Myth #2: Women just aren’t interested in sport, so why do we bother?
Here’s why . . . . 52% of all gym members are women. 40% of all sport and activity participants are women. In 1972, one out of 27 girls participated in high school sports; today one in three. So girls and women are involved!
Why bother? . . . . . . Sport breaks the myths that women are weak, helpless, dependent and passive. Women in sport are strong, independent, assertive, competent and confident. Also, why not take care of your mothers, sisters, nieces, aunts, wives: as little as 75 minutes of brisk walking per week, can reduce breast cancer risk by 18%.
Sports participation has always helped prepare our young men for the highly competitive workplace . . . . . do we not want the same thing for our young women! Learning to work together, to cooperate, to know when to follow or to lead, and to return the next day after a loss and work harder . . . . are all valuable workplace attributes that should not be the purview of only half of our population.
Myth #3: Media knows best? But the media is making choices for what their market buyers want? And they don’t want information about women’s sports.
The media continues to be the gatekeepers of what is printed, talked about, written about, or viewed. Women’s sports received 1.6% of airtime and 2.7% of ticket time. 100% of all sport telecasts began with men’s sports, even when the sports were out of season. 72% of all airtime were about basketball, football, and baseball. All other sports, including many ‘other’ men’s sports are pushed to the margins.
Nobody’s suggesting 50-50 media here, but the percentages above are ridiculous.
Who is making those decisions? . . . . 14% of all football college SIDs are women; 21% of basketball; 10% of all college SIDs, 13% of sport department employees and 6% of AP sport editors. Many of the male writers and sports media management grew up in time when women playing sports were devalued. Very few in this profession saw and appreciated the great skill of today’s high school and college female athletes.
Oh, but women don’t play at the high level of men! That is why we can’t promote it and no one is interested?

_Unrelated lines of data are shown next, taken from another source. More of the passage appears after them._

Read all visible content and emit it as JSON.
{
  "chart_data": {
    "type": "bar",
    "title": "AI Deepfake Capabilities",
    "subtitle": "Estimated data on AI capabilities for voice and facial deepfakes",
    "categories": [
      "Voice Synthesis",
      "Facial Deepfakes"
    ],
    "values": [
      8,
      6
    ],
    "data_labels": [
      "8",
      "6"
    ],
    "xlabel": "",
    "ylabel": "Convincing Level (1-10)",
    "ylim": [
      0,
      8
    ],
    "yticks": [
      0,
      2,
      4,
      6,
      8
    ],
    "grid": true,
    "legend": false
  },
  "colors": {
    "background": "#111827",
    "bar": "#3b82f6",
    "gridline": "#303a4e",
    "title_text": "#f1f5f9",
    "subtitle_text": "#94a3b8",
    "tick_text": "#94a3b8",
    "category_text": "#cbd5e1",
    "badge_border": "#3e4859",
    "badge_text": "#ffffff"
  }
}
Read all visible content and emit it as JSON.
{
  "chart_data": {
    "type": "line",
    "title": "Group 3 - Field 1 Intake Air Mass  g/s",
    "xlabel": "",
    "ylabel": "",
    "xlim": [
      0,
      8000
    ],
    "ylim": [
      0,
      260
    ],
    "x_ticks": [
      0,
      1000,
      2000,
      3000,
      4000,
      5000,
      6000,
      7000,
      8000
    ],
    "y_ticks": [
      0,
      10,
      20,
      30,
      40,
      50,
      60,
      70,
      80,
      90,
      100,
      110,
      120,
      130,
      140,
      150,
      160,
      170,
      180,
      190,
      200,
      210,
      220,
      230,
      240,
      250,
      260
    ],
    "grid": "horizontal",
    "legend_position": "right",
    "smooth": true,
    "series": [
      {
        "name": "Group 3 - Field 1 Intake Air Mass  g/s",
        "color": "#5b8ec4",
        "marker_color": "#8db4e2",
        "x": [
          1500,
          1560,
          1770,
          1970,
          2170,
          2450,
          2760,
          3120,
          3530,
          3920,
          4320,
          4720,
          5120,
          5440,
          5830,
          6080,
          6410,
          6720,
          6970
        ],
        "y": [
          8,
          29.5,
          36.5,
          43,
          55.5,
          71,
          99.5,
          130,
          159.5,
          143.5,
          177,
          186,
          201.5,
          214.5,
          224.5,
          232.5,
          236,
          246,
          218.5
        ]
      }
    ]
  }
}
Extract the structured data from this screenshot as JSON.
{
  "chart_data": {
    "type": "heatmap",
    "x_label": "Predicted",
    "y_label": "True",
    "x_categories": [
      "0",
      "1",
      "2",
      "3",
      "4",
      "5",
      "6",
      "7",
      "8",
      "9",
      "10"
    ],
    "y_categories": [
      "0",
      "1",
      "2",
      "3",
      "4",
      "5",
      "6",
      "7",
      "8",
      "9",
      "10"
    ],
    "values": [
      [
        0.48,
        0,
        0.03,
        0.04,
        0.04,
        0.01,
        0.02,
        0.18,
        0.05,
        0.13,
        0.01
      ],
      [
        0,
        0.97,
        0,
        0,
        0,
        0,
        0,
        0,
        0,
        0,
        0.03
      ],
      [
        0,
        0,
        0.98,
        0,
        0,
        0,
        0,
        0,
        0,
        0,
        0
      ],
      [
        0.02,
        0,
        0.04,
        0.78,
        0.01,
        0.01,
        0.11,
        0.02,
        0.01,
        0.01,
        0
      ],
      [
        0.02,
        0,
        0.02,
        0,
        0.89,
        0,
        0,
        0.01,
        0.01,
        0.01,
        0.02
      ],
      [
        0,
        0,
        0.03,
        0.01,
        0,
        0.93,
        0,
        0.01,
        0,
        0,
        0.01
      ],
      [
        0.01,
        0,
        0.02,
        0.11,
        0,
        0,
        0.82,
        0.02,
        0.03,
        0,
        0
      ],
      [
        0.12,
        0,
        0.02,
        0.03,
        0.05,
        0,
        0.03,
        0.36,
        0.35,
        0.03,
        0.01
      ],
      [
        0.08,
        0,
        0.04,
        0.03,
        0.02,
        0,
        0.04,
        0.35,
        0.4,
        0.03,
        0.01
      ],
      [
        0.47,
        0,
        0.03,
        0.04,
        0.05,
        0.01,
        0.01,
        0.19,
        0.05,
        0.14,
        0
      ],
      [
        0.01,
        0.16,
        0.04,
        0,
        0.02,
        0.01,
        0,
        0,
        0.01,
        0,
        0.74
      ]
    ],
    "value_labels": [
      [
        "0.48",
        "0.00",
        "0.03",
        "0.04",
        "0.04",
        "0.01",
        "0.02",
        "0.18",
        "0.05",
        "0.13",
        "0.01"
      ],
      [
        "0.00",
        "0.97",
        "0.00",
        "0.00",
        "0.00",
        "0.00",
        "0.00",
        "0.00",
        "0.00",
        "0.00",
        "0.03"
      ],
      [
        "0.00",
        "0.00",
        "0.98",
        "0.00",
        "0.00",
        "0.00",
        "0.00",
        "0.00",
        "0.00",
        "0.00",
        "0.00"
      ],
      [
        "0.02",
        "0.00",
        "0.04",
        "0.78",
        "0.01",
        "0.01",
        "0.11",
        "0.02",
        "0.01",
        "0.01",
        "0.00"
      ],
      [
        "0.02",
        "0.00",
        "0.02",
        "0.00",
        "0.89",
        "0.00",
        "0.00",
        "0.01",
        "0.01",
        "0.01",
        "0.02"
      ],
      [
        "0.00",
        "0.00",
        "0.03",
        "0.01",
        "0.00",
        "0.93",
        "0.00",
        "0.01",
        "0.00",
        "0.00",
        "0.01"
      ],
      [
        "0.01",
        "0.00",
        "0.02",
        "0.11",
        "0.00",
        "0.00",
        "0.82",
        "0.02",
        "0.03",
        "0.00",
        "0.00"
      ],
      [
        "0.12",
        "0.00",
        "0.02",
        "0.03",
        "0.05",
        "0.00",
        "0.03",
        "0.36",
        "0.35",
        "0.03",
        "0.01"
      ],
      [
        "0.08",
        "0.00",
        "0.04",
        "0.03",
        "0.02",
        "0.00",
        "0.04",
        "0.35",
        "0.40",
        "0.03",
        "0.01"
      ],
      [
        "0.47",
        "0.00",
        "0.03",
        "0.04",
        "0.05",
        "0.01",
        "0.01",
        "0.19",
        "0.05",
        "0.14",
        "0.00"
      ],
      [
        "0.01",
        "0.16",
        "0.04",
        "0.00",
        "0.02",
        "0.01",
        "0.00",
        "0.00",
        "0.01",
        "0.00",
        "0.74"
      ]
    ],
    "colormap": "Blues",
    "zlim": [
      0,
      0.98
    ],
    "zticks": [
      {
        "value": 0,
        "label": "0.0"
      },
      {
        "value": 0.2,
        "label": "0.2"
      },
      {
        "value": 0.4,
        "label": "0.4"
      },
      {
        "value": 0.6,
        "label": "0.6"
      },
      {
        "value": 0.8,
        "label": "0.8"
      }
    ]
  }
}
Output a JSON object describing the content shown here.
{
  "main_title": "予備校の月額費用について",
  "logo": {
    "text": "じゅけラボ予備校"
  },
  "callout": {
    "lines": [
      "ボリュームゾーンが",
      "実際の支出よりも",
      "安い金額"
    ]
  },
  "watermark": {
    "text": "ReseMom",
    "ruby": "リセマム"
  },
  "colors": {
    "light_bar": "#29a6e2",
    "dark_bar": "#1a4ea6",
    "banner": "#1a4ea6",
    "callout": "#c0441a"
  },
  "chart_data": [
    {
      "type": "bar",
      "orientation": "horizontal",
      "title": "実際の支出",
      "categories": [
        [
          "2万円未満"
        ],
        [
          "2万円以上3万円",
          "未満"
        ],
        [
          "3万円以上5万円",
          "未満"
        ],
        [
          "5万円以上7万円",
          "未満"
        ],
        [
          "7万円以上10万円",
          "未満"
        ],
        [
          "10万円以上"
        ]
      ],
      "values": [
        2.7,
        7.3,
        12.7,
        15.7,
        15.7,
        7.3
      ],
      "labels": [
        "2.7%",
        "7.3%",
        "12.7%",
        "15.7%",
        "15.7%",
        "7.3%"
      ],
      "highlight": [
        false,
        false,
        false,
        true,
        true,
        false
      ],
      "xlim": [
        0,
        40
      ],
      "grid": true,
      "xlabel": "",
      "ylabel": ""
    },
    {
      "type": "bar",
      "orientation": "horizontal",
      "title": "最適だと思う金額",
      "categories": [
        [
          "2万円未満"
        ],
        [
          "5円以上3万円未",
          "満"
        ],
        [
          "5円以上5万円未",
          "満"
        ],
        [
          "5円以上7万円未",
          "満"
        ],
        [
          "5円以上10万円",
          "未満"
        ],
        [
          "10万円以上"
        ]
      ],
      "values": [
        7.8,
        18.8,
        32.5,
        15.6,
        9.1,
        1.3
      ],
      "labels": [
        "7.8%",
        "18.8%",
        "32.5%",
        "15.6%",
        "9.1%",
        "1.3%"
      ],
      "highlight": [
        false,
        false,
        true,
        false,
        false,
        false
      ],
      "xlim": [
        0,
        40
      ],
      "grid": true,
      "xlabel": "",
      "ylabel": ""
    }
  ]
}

Why do we compare? Sports for males have traditionally accommodated size differences effectively – wrestling, boxing, crew. The male who wins in the lightest weight class is no less a boxer than the heavyweight. He is admired for his skill and ability in a competitive arena against similar competition. No one would consider pitting him against the heavyweight. Why would we view the female athletes differently….why don’t we recognize her ability, skills and accomplishments rather than comparing her performance to that of the male. In fact, if size was the only factor, we would only have the strongest males compete in everything.
So what can we do to increase the audience for women’s basketball?
The NCAA women’s basketball committee has worked diligently on this issue. They try to place tourney qualified teams as close to home as possible, so fans can support their teams. Women’s fans are more fans of their home teams, than fans of the game. I would wager that was how the men’s game started.
We have talked about gaining some distance from the men’s tournament by changing dates of play. The gatekeepers are reluctant . . . . this needs to be continually challenged. The committee recognizes that the fan base is remarkably driven by senior citizens and young families….yet the tournament still has Sunday and Tuesday night games. That is dysfunctional!
And my last spear! Let’s quit talking about women’s sports as a subset of men’s sports. We don’t call our women’s teams the Lady Hawks. No one looks up in the sky and says ‘there flies a Lady Hawk’ or ‘there flies a gentleman hawk’. We are all hawks. Our women practice as hard, as long, and as intense as our men. Why do we demean women by making them a subset of the athletics male culture. Wake up and appreciate them for the excellence of their athletics endeavor just as we do the men!